A year ago, most folks were expecting the oil market to “balance” by the end of 2015. Of course, that did not happen.
And now, the IEA thinks that unless there’s an unexpectedly large drop in non-OPEC oil production in 2016 or a huge surge in demand, oil prices probably aren’t headed higher.
Looking five years ahead, the agency forecasts for oil demand to 2021 is for an annual average growth of 1.2 mb/d (1.2%), which is “solid” relatively to historical terms. Notably, they highlight that non-OECD Asia will remain the major source of demand growth going forward.
Meanwhile on the supply side of things, the IEA writes that in their base case outlook they expect US shale production to fall back by 600 kb/d in 2016 and by another 200 kb/d in 2017. But by 2021, they believe total US liquids production will increase by a net 1.3 mb/d compared with 2015.

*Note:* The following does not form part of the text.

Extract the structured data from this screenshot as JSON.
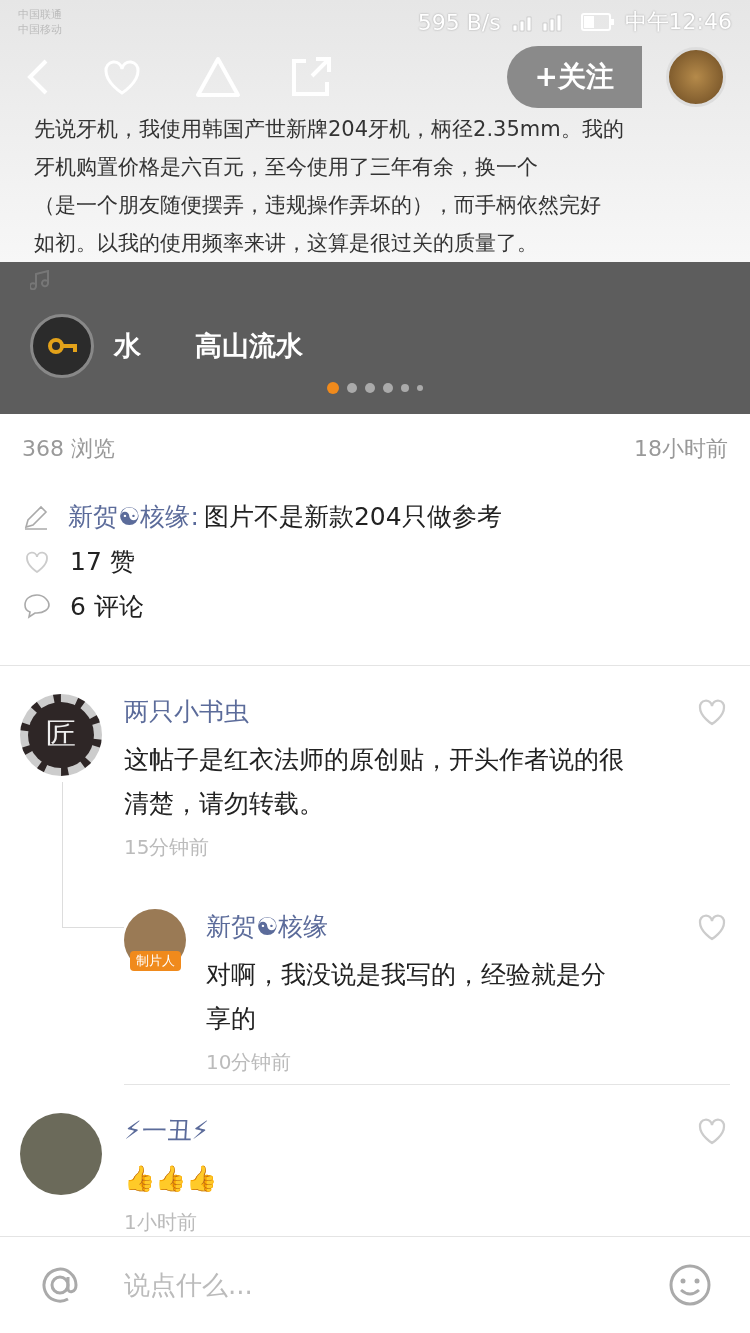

As for OPEC, the IEA noted that the group’s oil export revenues shrank to $500 billion in 2015 from a peak of $1.2 trillion in 2012. And if oil prices stay are current levels, revenues will fall further to roughly $320 billion.
“It is not our role to analyse political issues, but it is worth flagging up the potential implications for supply stability in countries that have seen their income collapse dramatically,” the report wrote.
Still, the larger theme here is that today’s oil world is not what it used to be.
Here’s the IEA again (emphasis ours):
“In 2016, we are living in perhaps the first truly free oil market we have seen since the pioneering days of the industry. In today’s oil world, anybody who can produce oil sells as much as possible for whatever price can be achieved. Just a few years ago such a free-for-all would have been unimaginable but today it is the reality and we must get used to it, unless the producers build on the recent announcement and change their output maximization strategy.”